Sorry, I'm not familiar with that in a scheduler context.
> Your math assumes that tasks
> use up their full timeslices, somewhere starting at (12):
>
> | (12) time_norm_app = sum_{t}^{T}(time_norm_{t} * weight_{t}) /
> | sum_{t}^{T}(weight_{t})
> |
> | This produces only a approximate normalized time, but if all
> | time_norm_{t} are equal (i.e. all tasks got their share), the result
> | is the same, thus the error is only temporary.
>
> >From here on the reasoning and the math is flawed i believe: it assumes
> that tasks use up their timeslices - which is rarely the case.
I'm not sure what you're refering to. The remaining math basically only
deals with the average calculation and if we're still at your simplified
model, then it's largely irrevelant, because the approximation error only
comes into effect with different weights. This means for the common case,
you can assume my code produces a perfect average.
> In practical terms: your code causes unfairness to tasks that sleep when
> they have used up only a fraction of their slice, when they are in a
> fairness-deficit. For example consider a task that just waited alot to
> get on the CPU, and when it finally got there (gathering a fairness
> deficit of say 9 milliseconds), a hundred microseconds later it sleeps.
>
> The problem is that when it wakes up and gets back on the runqueue your
> code "forgets" that the task is in "need of fairness" by 9 milliseconds:
> the task continues as if its previous starvation didnt happen at all.
Please put this into more context, e.g. demonstrate how this problem
doesn't exist in CFS. My code should largely mirror CFS behaviour with the
exception that the bonus maybe isn't as big and this:
if (sysctl_sched_features & SCHED_FEAT_SLEEPER_AVG)
delta_fair = div64_likely32((u64)delta_fair * load,
load + se->load.weight);
> This effect can cause _far more noise_ and even systematic starvation
> than any numeric rounding effects could cause. (This could perhaps
> explain the unfairness Mike reported, and this could perhaps explain the
> noisy hackbench results i'm seeing with your patch - although i'm not
> certain about this, i havent looked into those usecases in detail.)

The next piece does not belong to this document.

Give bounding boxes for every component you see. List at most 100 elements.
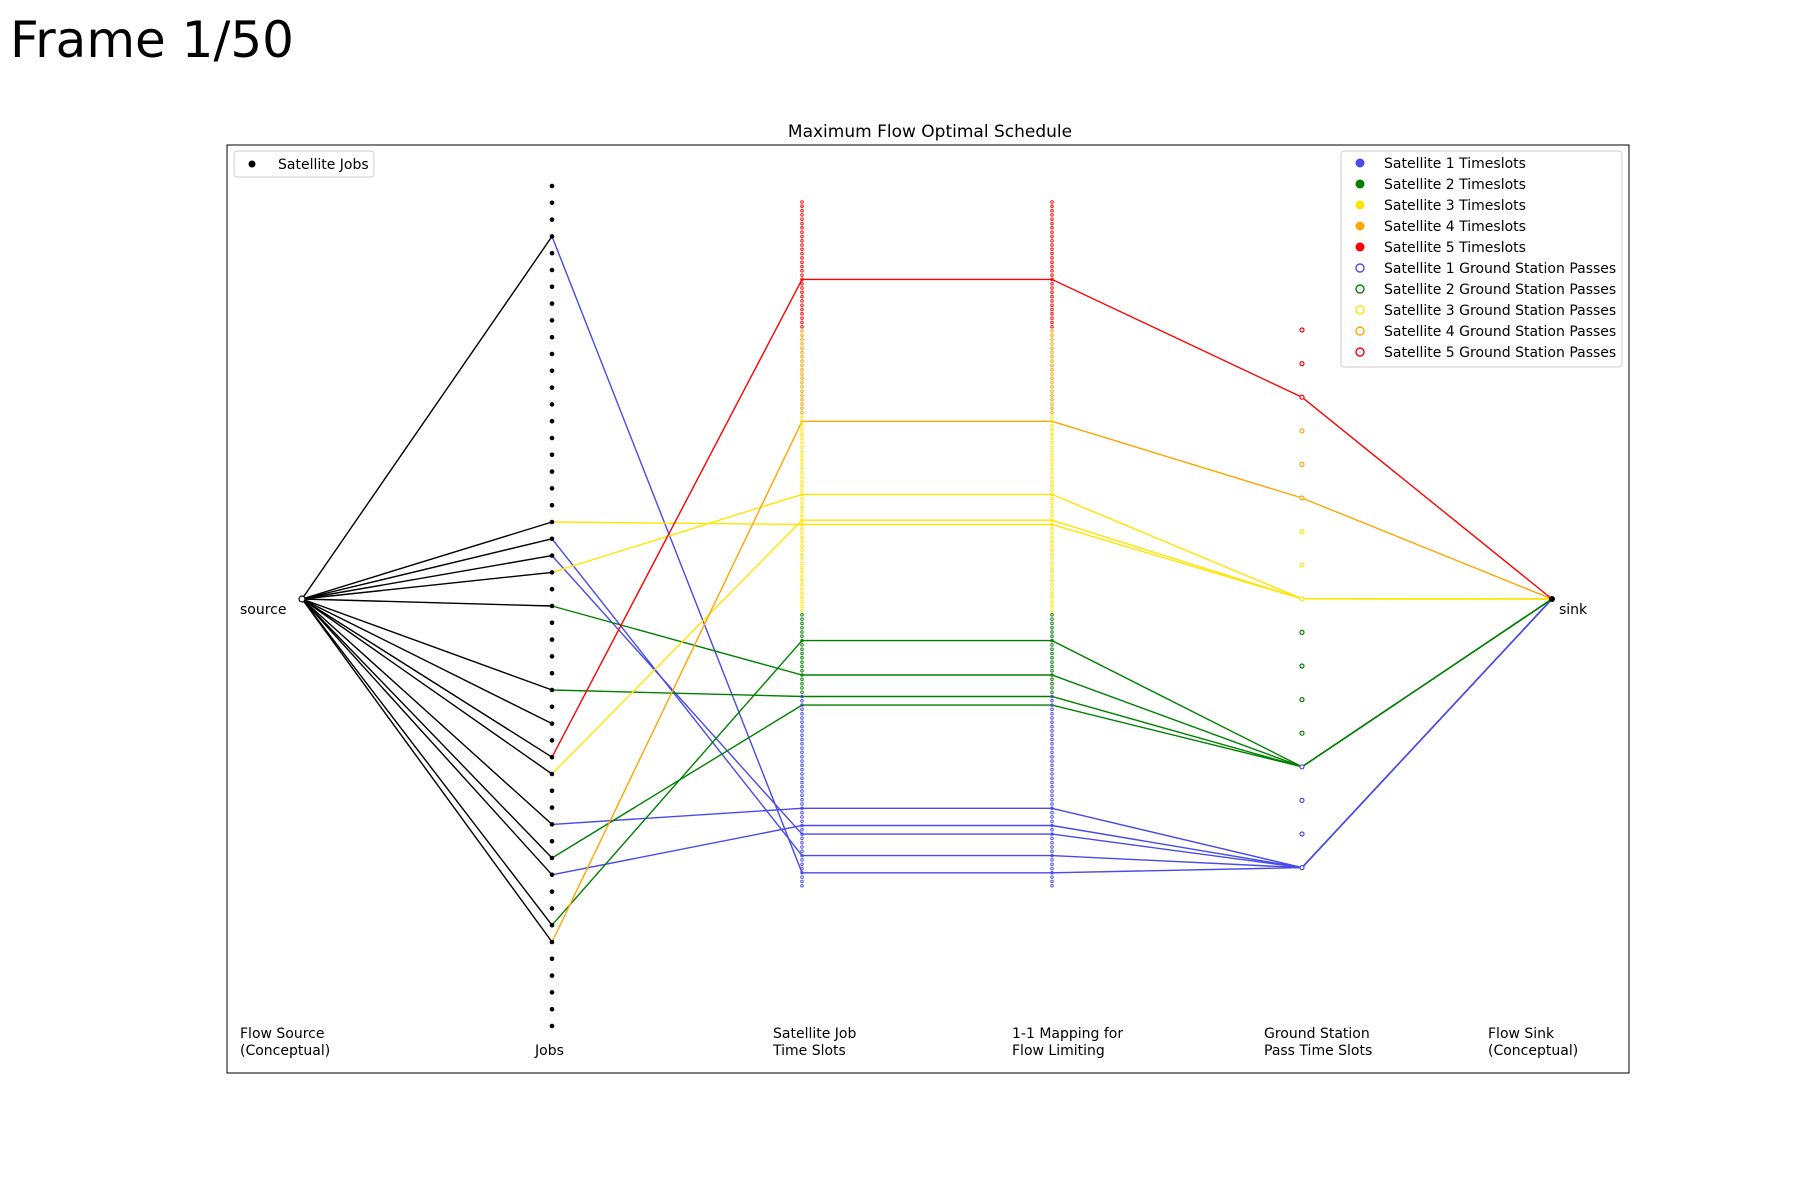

The problem Mike reported looks more like a bug, I'm puzzled why the
verify code didn't trigger as the whole thing was pretty much out of sync,
so in the next version I'll add a few more checks, but I'm not finished
with the hackbench results yet.
> CFS's current math addresses this problem via the use of the fair-clock
> metric and via ->wait_runtime: that gives us a good idea what happened
> to the system while the task slept. With your model, that information is
> not maintained at all, and is not regainable. At the moment i dont see
> how we could achieve good sleeper behavior with your model, you've
> over-simplified the scheduler metrics and we've lost essential
> information.
Please describe this sleeper behaviour, what kind of sleeper do you have
in mind exactly? If we take for example interactive tasks, these should be
constantly behind other running tasks and thus have an advantage at
getting the cpu, i.e. if a task doesn't use up its time slice its runtime
value won't advance as much as of other tasks which do use their slice.